Ruqoyah pun membuka kotak itu terlihat ada beberapa cincin, gelang, kalung, dan anting. Semua itu adalah perhiasan miliknya yang dia gadaikan saat perlu uang berobat suaminya dulu.
"Akhirnya perhiasan ini bisa kembali lagi kepadaku. Kalau sudah rezeki tidak akan ke mana," ucapnya dengan senyum lebar.
Ali pulang terlambat karena harus datang ke tempat pegadaian, kebetulan dia sudah membuat janji dengan pegawai di sana tadi. Perhiasan itu ditebus dengan menggunakan uang tabungan bersama yang setiap bulannya diisi 2 juta diambil dari gaji. Tabungan bersama ini dulu dicetuskan oleh Hafsah untuk simpanan masa depan mereka nanti. Apalagi kalau ada pengeluaran mendadak dan tidak bisa ditunda.
Hafsah melirik kepada Ali, dia penasaran dari mana suaminya bisa punya uang untuk menebus perhiasan mertuanya itu. Sementara sudah empat bulan ini semua uang gaji Ali diatur oleh ibunya.
"Bang, sudah sholat?" tanya Hafsah dengan senyum seulas menghiasi wajahnya yang teduh.
"Sudah, Sayang. Tadi di perjalanan pulang singgah dulu ke masjid agung dan berjamaah di sana," jawab Ali dengan senyuman balasan yang tidak kalah menawan.
Mereka pun makan malam bersama. Tidak sedikit pun ada yang menyinggung perihal perhiasan milik Ruqoyah tadi. Alika juga makan dalam diam yang biasanya selalu berisik minta uang kepada Ali atau Ruqoyah.
***
Hafsah merasa kecewa kepada Ali karena tidak berdiskusi dulu saat mengambil uang sebanyak 20 juta di tabungan bersama itu.

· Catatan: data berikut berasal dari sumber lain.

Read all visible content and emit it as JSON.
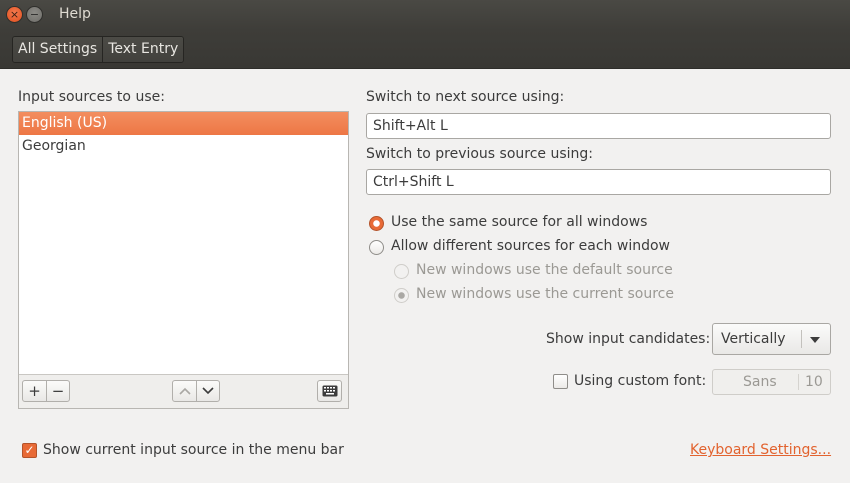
{
  "window": {
    "title": "Help",
    "close_glyph": "×",
    "minimize_glyph": "−"
  },
  "breadcrumbs": [
    "All Settings",
    "Text Entry"
  ],
  "input_sources": {
    "label": "Input sources to use:",
    "items": [
      {
        "label": "English (US)",
        "selected": true
      },
      {
        "label": "Georgian",
        "selected": false
      }
    ],
    "toolbar": {
      "add": "+",
      "remove": "−",
      "move_up": "up-arrow-icon",
      "move_down": "down-arrow-icon",
      "keyboard": "keyboard-icon"
    }
  },
  "next_source": {
    "label": "Switch to next source using:",
    "value": "Shift+Alt L"
  },
  "prev_source": {
    "label": "Switch to previous source using:",
    "value": "Ctrl+Shift L"
  },
  "radios": {
    "same_source": {
      "label": "Use the same source for all windows",
      "checked": true
    },
    "different_sources": {
      "label": "Allow different sources for each window",
      "checked": false
    },
    "default_source": {
      "label": "New windows use the default source",
      "checked": false,
      "enabled": false
    },
    "current_source": {
      "label": "New windows use the current source",
      "checked": true,
      "enabled": false
    }
  },
  "candidates": {
    "label": "Show input candidates:",
    "value": "Vertically"
  },
  "custom_font": {
    "label": "Using custom font:",
    "checked": false,
    "font_name": "Sans",
    "font_size": "10"
  },
  "menu_bar": {
    "label": "Show current input source in the menu bar",
    "checked": true,
    "check_glyph": "✓"
  },
  "keyboard_link": "Keyboard Settings...",
  "colors": {
    "accent": "#e86a36",
    "selection": "#f07f4f",
    "link": "#e2632f",
    "titlebar": "#3e3d39"
  }
}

Meski itu ada hak Ali, tetapi setidaknya dia diberi tahu juga.
"Sayang, maafkan Abang. Tadi ibu terus mendesak minta perhiasan miliknya ditebus karena takut akan dilelang oleh pihak pegadaian karena tidak ditebus juga sampai hari ini," kata Ali sambil menggenggam tangan sang istri.
"Bang, berapa banyak sisa uang kita di tabungan sekarang? Dulu kita sudah ambil 100 juta untuk pengobatan Ayah dan biaya hidup ibu juga Alika. Lalu sekarang diambil kembali 20 juta," tanya Hafsah.
Wanita itu bukan tidak ridho uangnya digunakan oleh keluarga suaminya. Namun, ibu mertuanya begitu boros. Selama uang gaji Ali dipegang oleh Ruqoyah tidak ada anggaran uang tabungan bersama. Beda lagi tabungan pribadi milik Ali dan Hafsah yang dipegang masing-masing. Sekarang tabungan itu pun tidak pernah diisi.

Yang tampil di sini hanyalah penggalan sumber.